Expression of dystroglycan, fukutin and POMGnT1 during mouse cerebellar development.

Dystroglycan (DG) plays a central role in linking the extracellular matrix to cellular cytoskeletal elements, and is required for proper neuromuscular junction organization and neural cell migration in the CNS. DG interactions with laminin and several other extracellular ligands are mediated through carbohydrates located in a densely glycosylated mucin core domain on alpha-DG. A hallmark of a number of congenital muscular dystrophies is abnormal alpha-DG glycosylation and disordered neuronal migration in both the cerebral cortex and cerebellum. The underlying genetic defects in two such diseases have been localized to the POMGnT1 glycosyltransferase and the putative glycosyltransferase fukutin. We report here the spatial expression pattern of DG together with its putative modifying enzymes during the period of peak neuronal migration in the cerebellum. All three genes are broadly expressed in late embryonic and early postnatal cerebellar neurons, including premigratory granule neurons of the external granule cell layer. Expression of POMGnT1 and fukutin is maintained in neurons of the internal granule cell layer after migration is complete, whereas DG mRNA is largely downregulated.
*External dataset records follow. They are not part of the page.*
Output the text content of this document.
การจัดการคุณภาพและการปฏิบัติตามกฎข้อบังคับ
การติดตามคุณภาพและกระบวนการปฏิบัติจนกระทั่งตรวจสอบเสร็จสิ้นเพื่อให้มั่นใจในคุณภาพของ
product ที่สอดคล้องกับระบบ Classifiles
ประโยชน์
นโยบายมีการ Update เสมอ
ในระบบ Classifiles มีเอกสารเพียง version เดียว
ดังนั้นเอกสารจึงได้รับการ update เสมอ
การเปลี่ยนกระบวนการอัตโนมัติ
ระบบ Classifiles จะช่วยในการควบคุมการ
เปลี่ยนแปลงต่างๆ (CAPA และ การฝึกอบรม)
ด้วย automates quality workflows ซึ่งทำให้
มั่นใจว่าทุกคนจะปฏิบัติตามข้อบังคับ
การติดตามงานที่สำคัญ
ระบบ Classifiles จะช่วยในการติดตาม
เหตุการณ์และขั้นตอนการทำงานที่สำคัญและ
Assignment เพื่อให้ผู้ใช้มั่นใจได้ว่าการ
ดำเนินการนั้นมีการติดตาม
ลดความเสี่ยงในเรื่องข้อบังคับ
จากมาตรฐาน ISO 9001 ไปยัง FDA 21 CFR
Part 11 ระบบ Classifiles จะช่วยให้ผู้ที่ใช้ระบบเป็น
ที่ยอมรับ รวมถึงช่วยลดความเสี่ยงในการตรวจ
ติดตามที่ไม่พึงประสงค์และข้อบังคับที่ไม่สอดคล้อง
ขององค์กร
Purkinje cells expressed all three genes throughout development at varying levels, ranging from weak expression of DG to a unique pattern of intense fukutin expression in irregularly spaced cell bodies that do not appear to correlate with known parasagittal stripes. Significantly, immunocytochemical analysis reveals that alpha- and beta-DG proteins are also present on the Bergmann glial scaffolds used by granule cells during early postnatal radial migration, and double-label in situ hybridization confirms that these cells also express POMGnT1 and fukutin. These results suggest that abnormal glycosylation of alpha-DG on glial scaffolds and neurons and their processes could affect interactions with alpha-DG ligands expressed by migrating granule cells, and be a potential mechanism through which neuronal migration is compromised in CMD disease.